Scharping — Alternative zur Umwelt
So langsam sollte man sich doch mal an die Namen gewöhnt haben: Pabst, Messer, Die Nerven, Das Moped – Deutscher Pop und Post-Punk hat sich, was die Namenspolitik angeht schon längst auf merkwürdige Pfade begeben. Da bildet die neue Quasi-Supergroup Scharping keine Ausnahme: Das Quartett, bestehend aus Kevin Kuhn (Die Nerven), Jermain Mikel Herold (Lost Girls), Angelo Fonfara (Nille Promille) und Christian Heerdt (Botschaft) hat kürzlich sein Debütalbum „Unser Charping“ angekündigt und gleich die neue Single „Alternative zur Umwelt“ veröffentlicht.
„Alternative zur Umwelt“ ist fröhlicher, als es die Zusammensetzung von Scharping vermuten lassen würde. Schließlich ist gerade Kevin Kuhn als Teil der Band Die Nerven eher eines der Gesichter des Neuen Schwäbischen Schwermuts, also der Welle an eher düsteren Post-Punk Bands aus dem Raum Stuttgart. „Alternative zur Umwelt“ ist dagegen geradezu cheesy. Der Refrain ist nicht nur tanz- sondern sogar mitsingbar. Der Song hält sich auch sonst eher an klassische Pop-Konventionen. Und nicht nur das: mit seinem Upbeat und den hellen Gitarren grenzt er eher an Disco und Funk als an Post-Punk.
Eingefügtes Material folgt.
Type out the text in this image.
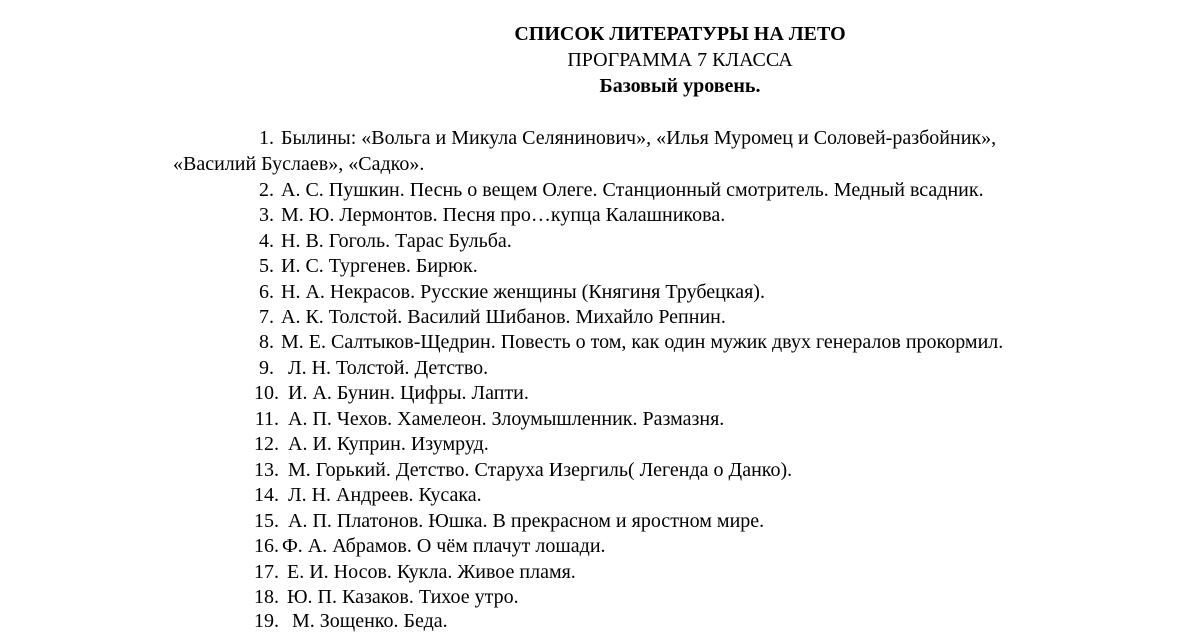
СПИСОК ЛИТЕРАТУРЫ НА ЛЕТО
ПРОГРАММА 7 КЛАССА
Базовый уровень.
1. Былины: «Вольга и Микула Селянинович», «Илья Муромец и Соловей-разбойник»,
«Василий Буслаев», «Садко».
2. А. С. Пушкин. Песнь о вещем Олеге. Станционный смотритель. Медный всадник.
3. М. Ю. Лермонтов. Песня про…купца Калашникова.
4. Н. В. Гоголь. Тарас Бульба.
5. И. С. Тургенев. Бирюк.
6. Н. А. Некрасов. Русские женщины (Княгиня Трубецкая).
7. А. К. Толстой. Василий Шибанов. Михайло Репнин.
8. М. Е. Салтыков-Щедрин. Повесть о том, как один мужик двух генералов прокормил.
9. Л. Н. Толстой. Детство.
10. И. А. Бунин. Цифры. Лапти.
11. А. П. Чехов. Хамелеон. Злоумышленник. Размазня.
12. А. И. Куприн. Изумруд.
13. М. Горький. Детство. Старуха Изергиль( Легенда о Данко).
14. Л. Н. Андреев. Кусака.
15. А. П. Платонов. Юшка. В прекрасном и яростном мире.
16. Ф. А. Абрамов. О чём плачут лошади.
17. Е. И. Носов. Кукла. Живое пламя.
18. Ю. П. Казаков. Тихое утро.
19. М. Зощенко. Беда.
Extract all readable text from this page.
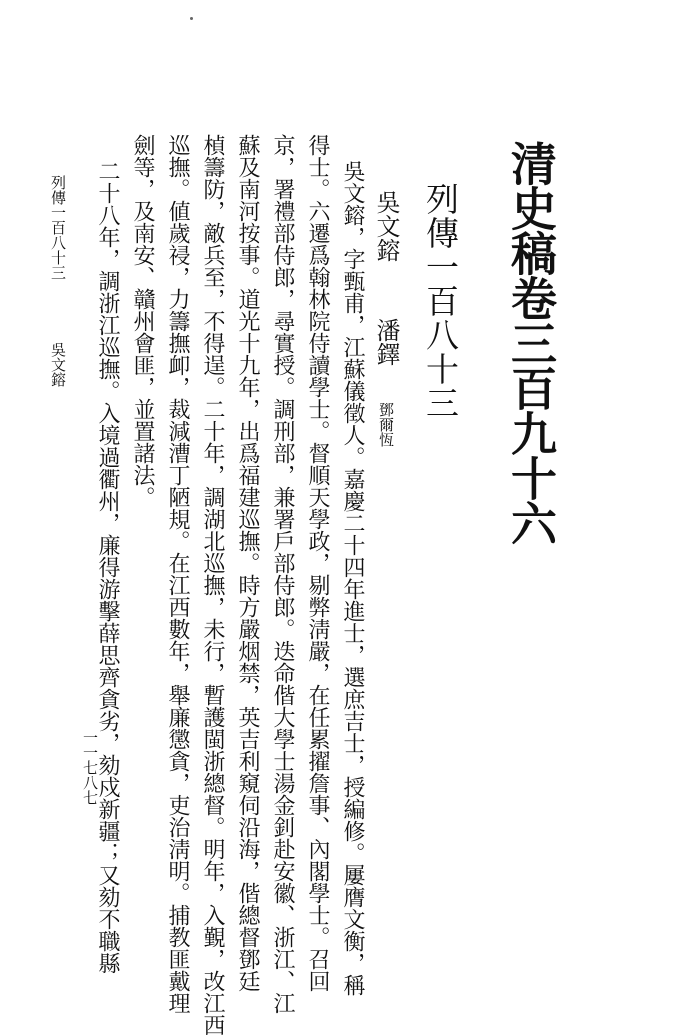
清史稿卷三百九十六

列傳一百八十三

吳文鎔 潘鐸 鄧爾恆

吳文鎔，字甄甫，江蘇儀徵人。嘉慶二十四年進士，選庶吉士，授編修。屢膺文衡，稱

得士。六遷爲翰林院侍讀學士。督順天學政，剔弊淸嚴，在任累擢詹事、內閣學士。召回

京，署禮部侍郎，尋實授。調刑部，兼署戶部侍郎。迭命偕大學士湯金釗赴安徽、浙江、江

蘇及南河按事。道光十九年，出爲福建巡撫。時方嚴烟禁，英吉利窺伺沿海，偕總督鄧廷

楨籌防，敵兵至，不得逞。二十年，調湖北巡撫，未行，暫護閩浙總督。明年，入覲，改江西

巡撫。値歲祲，力籌撫卹，裁減漕丁陋規。在江西數年，舉廉懲貪，吏治淸明。捕教匪戴理

劍等，及南安、贛州會匪，並置諸法。

二十八年，調浙江巡撫。入境過衢州，廉得游擊薛思齊貪劣，劾戍新疆；又劾不職縣

列傳一百八十三 吳文鎔

一一七八七
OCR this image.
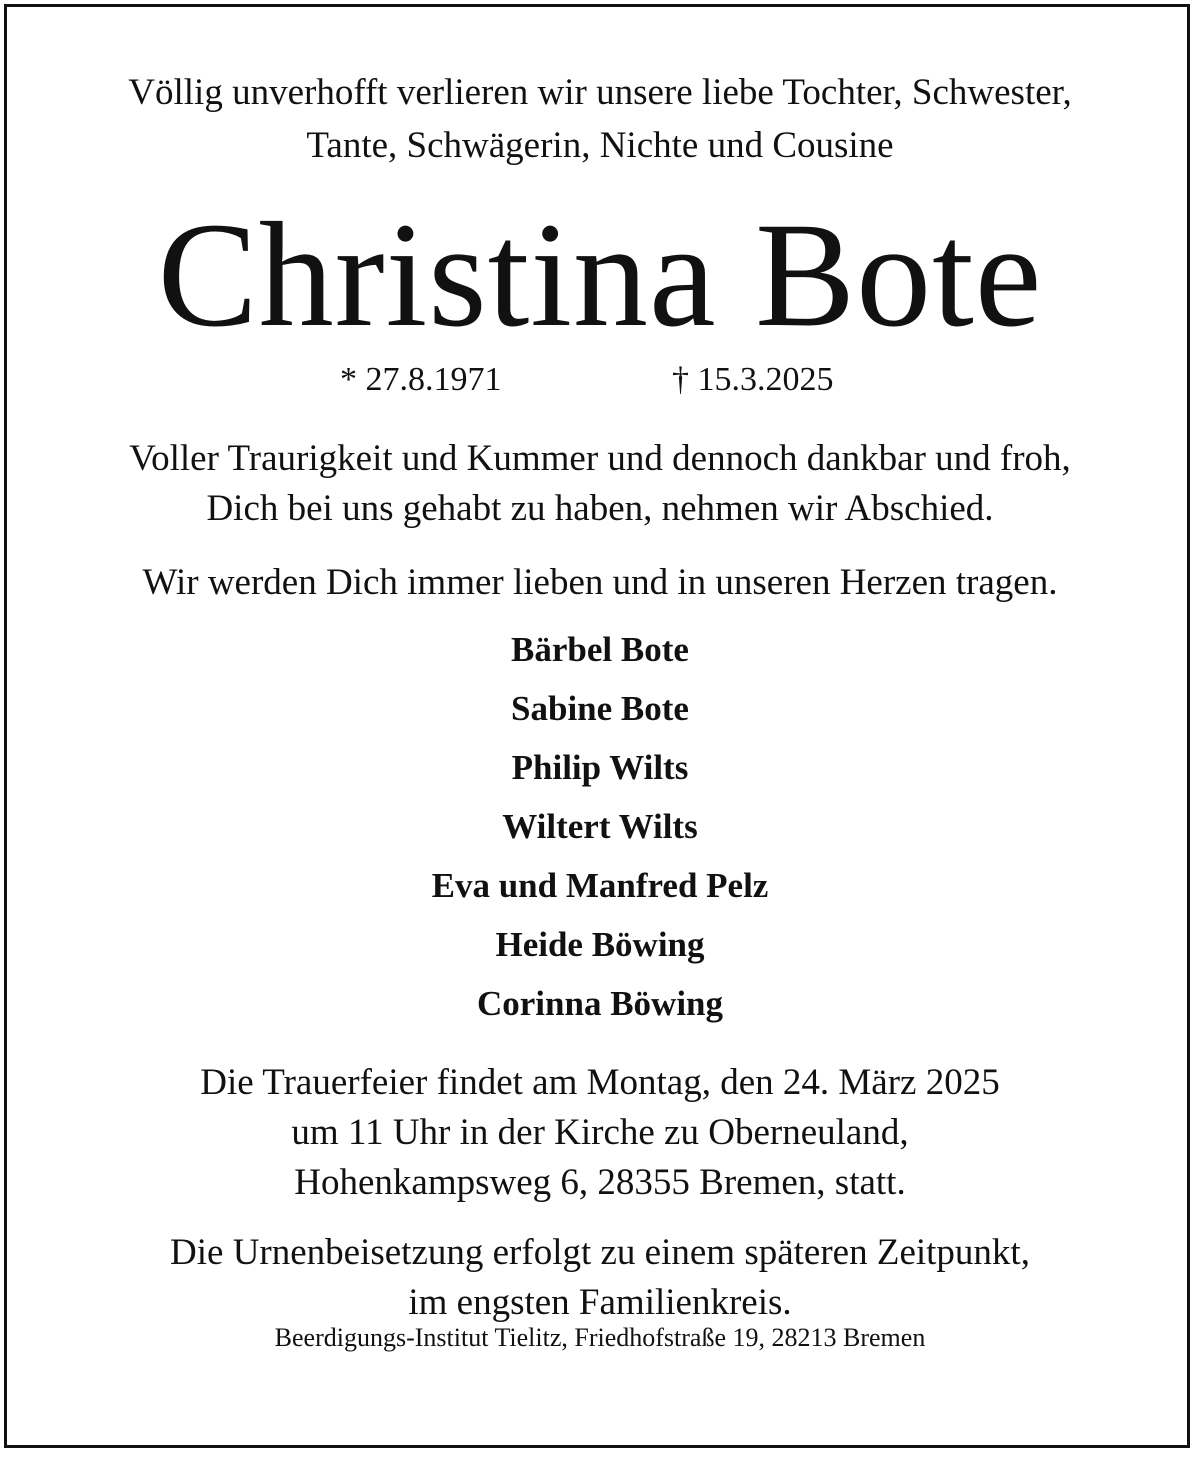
Völlig unverhofft verlieren wir unsere liebe Tochter, Schwester,
Tante, Schwägerin, Nichte und Cousine
Christina Bote
* 27.8.1971	† 15.3.2025
Voller Traurigkeit und Kummer und dennoch dankbar und froh,
Dich bei uns gehabt zu haben, nehmen wir Abschied.
Wir werden Dich immer lieben und in unseren Herzen tragen.
Bärbel Bote
Sabine Bote
Philip Wilts
Wiltert Wilts
Eva und Manfred Pelz
Heide Böwing
Corinna Böwing
Die Trauerfeier findet am Montag, den 24. März 2025
um 11 Uhr in der Kirche zu Oberneuland,
Hohenkampsweg 6, 28355 Bremen, statt.
Die Urnenbeisetzung erfolgt zu einem späteren Zeitpunkt,
im engsten Familienkreis.
Beerdigungs-Institut Tielitz, Friedhofstraße 19, 28213 Bremen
Dazu passt das Video, das beginnt nämlich mit einem sehr bekannten Gesicht. Max Gruber aka Drangsal mimt dabei den Moderator eines Amateur Dart-Wettbewerbs, den die Bandmitglieder bestreiten. Es ist ein offenes Geheimnis, dass sich im deutschen Kulturbetrieb eine Art Netz um Max Gruber (Drangsal), Max Rieger (Die Nerven) und Casper spannt. Im erweiterten Freundes- und Kollaborationskreis dieser Künstler befinden sich Avantgardisten wie Dagobert, Newcomer wie Mia Morgan oder auch Chartstürmer wie Marteria. Drangsals Auftritt im Musikvideo ist insofern nicht nur als witziges Gimmick, sondern auch durchaus als Statement zu verstehen.
Scharping, so scheint es, ist ganz Kind seiner Zeit. Der Albumname „Unser Charping“ kann als Referenz auf die anfang der Zweitausender beliebte ZDF-Vorabendserie „Unser Charlie“ verstanden werden. Ob das am Ende anbiedernd wirkt oder eine gelungene Hommage an den Zeitgeist ist kann erst das Album selbst zeigen. Dass Scharping durchaus Potential hat, hat die Band mit „Alternative zur Umwelt“ bereits gezeigt.